Live album by Kate Ceberano and Friends
- Released: January 1994
- Recorded: 1993
- Genre: Jazz, blues, pop
- Label: Mushroom
- Producer: Larry Meltzer

Kate Ceberano and Friends chronology
| Open the Door - Live at Mietta's (1992) | Kate Ceberano and Friends (1994) | Blue Box (1996) |

Singles from Kate Ceberano and Friends
- "Feeling Alright" Released: 14 February 1994;

= Kate Ceberano and Friends =

Kate Ceberano and Friends is an album by Kate Ceberano released through Mushroom Records in 1994.

==Background==
The album was made up of musical selections from the 1993 ABC TV series Kate Ceberano & Friends. The album was a commercial success, charting in the top 20 in Ceberano's native Australia.

==Track listing==

- "Patsy Cline Medley" is made up of three songs; "I Fall to Pieces", "Walkin' After Midnight" and "Crazy"

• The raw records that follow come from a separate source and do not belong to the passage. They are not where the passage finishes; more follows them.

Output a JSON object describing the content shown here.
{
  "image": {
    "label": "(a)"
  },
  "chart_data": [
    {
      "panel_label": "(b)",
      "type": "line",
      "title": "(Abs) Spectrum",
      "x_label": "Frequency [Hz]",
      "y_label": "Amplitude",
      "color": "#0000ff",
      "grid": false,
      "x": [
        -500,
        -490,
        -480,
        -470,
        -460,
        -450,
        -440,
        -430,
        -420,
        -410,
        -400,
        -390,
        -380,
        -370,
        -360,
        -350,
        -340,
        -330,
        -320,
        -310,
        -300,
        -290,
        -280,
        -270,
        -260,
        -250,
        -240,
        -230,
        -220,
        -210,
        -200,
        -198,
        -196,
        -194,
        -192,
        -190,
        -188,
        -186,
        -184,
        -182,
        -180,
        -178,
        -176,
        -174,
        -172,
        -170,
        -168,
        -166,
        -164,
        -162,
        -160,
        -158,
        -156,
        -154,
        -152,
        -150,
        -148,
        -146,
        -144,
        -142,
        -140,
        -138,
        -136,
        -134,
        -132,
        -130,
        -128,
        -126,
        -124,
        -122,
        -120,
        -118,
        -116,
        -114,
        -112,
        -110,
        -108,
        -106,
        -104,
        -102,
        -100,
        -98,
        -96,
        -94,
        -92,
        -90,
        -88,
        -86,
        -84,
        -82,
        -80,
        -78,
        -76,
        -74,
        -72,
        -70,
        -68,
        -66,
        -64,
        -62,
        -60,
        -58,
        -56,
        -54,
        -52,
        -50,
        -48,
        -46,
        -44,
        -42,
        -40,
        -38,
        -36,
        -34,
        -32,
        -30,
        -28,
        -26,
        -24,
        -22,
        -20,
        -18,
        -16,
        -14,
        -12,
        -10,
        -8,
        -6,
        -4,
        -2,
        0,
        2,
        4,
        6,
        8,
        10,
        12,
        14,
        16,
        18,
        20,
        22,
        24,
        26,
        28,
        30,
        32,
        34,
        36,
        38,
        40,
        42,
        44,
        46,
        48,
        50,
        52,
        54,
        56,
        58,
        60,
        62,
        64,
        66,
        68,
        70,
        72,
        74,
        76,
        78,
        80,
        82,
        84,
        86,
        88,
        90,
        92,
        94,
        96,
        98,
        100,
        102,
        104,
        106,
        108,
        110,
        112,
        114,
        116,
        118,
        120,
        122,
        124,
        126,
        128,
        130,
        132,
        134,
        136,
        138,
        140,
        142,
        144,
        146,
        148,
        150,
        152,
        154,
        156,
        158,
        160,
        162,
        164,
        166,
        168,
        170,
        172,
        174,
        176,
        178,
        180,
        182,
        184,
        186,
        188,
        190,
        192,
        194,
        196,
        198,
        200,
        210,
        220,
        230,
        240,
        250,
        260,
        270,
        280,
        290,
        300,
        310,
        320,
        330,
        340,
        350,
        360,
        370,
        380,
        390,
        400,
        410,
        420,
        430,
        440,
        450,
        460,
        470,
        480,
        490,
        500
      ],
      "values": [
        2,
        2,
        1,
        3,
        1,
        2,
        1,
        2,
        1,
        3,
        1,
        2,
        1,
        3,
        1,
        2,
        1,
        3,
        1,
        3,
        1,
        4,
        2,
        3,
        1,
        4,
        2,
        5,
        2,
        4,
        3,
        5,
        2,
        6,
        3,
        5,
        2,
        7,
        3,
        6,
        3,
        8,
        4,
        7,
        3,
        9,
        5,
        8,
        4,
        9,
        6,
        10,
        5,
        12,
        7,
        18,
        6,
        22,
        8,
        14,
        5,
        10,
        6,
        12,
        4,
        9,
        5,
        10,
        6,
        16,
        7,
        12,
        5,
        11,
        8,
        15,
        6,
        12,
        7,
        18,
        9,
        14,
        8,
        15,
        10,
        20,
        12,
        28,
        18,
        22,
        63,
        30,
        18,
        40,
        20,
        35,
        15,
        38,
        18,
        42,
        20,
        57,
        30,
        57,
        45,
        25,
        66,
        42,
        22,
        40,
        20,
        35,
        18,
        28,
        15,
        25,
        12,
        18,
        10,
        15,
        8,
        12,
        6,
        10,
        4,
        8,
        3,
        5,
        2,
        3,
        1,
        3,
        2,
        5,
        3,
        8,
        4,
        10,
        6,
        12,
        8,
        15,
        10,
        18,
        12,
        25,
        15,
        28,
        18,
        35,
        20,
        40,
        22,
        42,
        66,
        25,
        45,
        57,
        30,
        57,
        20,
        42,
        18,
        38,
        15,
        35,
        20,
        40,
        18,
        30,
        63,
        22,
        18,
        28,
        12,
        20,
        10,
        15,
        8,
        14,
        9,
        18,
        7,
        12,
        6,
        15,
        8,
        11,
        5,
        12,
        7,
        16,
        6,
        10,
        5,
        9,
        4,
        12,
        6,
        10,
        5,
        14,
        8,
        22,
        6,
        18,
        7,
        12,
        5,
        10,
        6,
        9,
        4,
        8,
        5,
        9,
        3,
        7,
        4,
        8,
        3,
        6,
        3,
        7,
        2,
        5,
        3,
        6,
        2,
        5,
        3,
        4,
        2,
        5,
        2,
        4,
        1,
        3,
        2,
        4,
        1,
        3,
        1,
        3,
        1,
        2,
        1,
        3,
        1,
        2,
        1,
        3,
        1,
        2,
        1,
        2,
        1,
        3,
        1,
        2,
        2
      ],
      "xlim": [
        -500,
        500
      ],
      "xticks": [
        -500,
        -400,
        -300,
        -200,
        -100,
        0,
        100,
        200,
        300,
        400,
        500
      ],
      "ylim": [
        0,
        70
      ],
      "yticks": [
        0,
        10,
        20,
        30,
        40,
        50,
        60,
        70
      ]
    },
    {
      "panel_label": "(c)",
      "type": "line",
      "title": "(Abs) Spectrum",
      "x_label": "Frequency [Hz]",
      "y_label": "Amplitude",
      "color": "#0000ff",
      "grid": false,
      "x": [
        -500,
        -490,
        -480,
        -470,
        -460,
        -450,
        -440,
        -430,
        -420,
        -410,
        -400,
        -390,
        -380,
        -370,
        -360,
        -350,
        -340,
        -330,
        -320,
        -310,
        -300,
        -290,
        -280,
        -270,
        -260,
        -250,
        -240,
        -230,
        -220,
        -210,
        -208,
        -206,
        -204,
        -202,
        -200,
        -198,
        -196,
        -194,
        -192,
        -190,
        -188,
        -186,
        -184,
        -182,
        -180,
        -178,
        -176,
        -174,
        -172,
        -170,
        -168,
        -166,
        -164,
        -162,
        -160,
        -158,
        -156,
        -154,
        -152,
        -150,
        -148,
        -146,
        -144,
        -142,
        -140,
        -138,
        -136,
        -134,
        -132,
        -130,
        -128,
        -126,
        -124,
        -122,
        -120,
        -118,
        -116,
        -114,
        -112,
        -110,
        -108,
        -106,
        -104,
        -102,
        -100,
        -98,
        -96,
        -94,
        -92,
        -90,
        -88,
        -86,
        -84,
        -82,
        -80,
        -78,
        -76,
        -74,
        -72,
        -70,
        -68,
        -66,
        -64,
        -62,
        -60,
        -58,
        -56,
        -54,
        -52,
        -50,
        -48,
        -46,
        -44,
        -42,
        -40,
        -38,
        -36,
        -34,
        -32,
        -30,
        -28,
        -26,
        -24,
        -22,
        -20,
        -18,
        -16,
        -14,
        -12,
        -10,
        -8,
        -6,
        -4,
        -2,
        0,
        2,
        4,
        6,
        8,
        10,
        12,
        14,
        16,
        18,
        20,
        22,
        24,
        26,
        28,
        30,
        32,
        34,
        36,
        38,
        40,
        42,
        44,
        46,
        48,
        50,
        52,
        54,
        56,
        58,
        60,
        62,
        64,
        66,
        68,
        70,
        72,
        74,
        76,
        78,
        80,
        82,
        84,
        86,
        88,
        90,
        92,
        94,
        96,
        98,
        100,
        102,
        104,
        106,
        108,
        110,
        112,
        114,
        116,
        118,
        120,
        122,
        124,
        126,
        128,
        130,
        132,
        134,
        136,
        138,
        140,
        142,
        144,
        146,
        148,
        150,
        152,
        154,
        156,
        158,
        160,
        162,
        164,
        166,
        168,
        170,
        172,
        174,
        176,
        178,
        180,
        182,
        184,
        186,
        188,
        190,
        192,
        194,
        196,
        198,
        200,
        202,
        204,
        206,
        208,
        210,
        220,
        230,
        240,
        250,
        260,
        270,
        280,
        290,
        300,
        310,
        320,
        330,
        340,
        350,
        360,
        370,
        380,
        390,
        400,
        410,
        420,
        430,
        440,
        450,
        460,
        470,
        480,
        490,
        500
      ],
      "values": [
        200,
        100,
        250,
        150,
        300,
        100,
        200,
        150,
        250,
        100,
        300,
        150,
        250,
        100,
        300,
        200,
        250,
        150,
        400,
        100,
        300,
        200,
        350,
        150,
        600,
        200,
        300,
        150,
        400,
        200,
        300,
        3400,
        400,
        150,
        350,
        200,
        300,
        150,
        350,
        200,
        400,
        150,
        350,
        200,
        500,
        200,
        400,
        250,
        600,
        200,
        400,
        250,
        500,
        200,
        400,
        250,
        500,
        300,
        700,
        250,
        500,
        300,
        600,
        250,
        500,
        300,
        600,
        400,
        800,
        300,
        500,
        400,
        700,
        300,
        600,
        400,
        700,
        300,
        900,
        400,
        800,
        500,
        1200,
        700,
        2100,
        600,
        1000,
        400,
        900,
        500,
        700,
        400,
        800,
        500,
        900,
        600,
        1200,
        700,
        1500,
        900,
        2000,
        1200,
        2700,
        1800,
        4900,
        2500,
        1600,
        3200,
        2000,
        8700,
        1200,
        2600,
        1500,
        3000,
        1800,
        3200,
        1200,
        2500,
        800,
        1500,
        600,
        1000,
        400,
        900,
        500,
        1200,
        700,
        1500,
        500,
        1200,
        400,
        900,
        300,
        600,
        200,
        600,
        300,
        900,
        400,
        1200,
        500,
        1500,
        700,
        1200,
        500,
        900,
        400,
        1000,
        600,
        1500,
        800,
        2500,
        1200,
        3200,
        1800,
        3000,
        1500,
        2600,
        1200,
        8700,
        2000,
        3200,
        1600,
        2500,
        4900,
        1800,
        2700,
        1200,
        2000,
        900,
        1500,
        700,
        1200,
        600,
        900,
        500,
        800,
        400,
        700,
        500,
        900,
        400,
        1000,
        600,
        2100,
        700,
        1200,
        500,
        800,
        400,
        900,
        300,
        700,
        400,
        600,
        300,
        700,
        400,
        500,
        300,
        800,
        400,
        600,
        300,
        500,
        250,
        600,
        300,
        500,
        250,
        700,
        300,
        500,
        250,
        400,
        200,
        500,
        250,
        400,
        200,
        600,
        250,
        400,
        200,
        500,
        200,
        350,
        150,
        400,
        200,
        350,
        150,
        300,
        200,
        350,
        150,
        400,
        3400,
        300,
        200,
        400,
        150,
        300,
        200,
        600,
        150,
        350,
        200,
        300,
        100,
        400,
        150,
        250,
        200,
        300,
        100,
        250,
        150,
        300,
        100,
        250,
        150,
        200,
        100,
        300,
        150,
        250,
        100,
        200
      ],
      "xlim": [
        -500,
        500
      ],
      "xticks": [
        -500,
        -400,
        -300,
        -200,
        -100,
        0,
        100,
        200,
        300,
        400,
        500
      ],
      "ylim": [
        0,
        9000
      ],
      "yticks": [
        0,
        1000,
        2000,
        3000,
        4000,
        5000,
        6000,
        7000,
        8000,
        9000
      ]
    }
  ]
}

| No. | Title | Writer(s) | Performer/s | Length |
|---|---|---|---|---|
| 1. | "Feeling Alright" | Dave Mason | Kate Ceberano and Phillip Ceberano | 4:26 |
| 2. | "Now And Again" | Paul Gray | Kate Ceberano | 3:58 |
| 3. | "Our House" | Graham Nash | Angie Hart | 2:59 |
| 4. | "I Can't Make You Love Me" | Allen Shamblin & Mike Reid | Kate Ceberano | 4:30 |
| 5. | "A Song for You" | Leon Russell | Vince Jones | 4:47 |
| 6. | "I Believe When I Fall in Love" | Stevie Wonder & Yvonne Wright | Kate Ceberano | 3:47 |
| 7. | "I've Got You Under My Skin" | Cole Porter | Margaret Urlich and Dale Barlow | 3:48 |
| 8. | "Jesse" | Janis Ian | Kate Ceberano | 4:49 |
| 9. | "You've Always Got the Blues" | Mickey Newbury | Kate Ceberano and Debra Byrne | 3:59 |
| 10. | "The Cake and the Candle" | Paul Kelly | Kate Ceberano and Paul Kelly | 3:51 |
| 11. | "Patsy Cline Medley*" | Hank Cochran, Harlan Howard, Alan Block, Don Hecht & Willie Nelson | Kate Ceberano and Deborah Conway | 4:27 |
| 12. | "Don't Knock My Love" | Brad Shapiro and Wilson Pickett | Kate Ceberano and Jon Stevens | 2:57 |
| 13. | "Dream a Little Dream of Me" | Fabian Andre, Gus Kahn and Wilbur Schwandt | Kate Ceberano and The Moovin' & Groovin' Orchestra | 2:18 |
| Total length: |  |  |  | 54:17 |

==Charts==
Kate Ceberano and Friends debuted at number 31, before reaching a peak of number 19 in Australia in February 1994.

| Chart (1994) | Peak position |
|---|---|
| Australian Albums (ARIA) | 19 |

==Certification==

| Region | Certification | Certified units/sales |
| Australia (ARIA) | Gold | 35,000^{^} |
^{^} Shipments figures based on certification alone.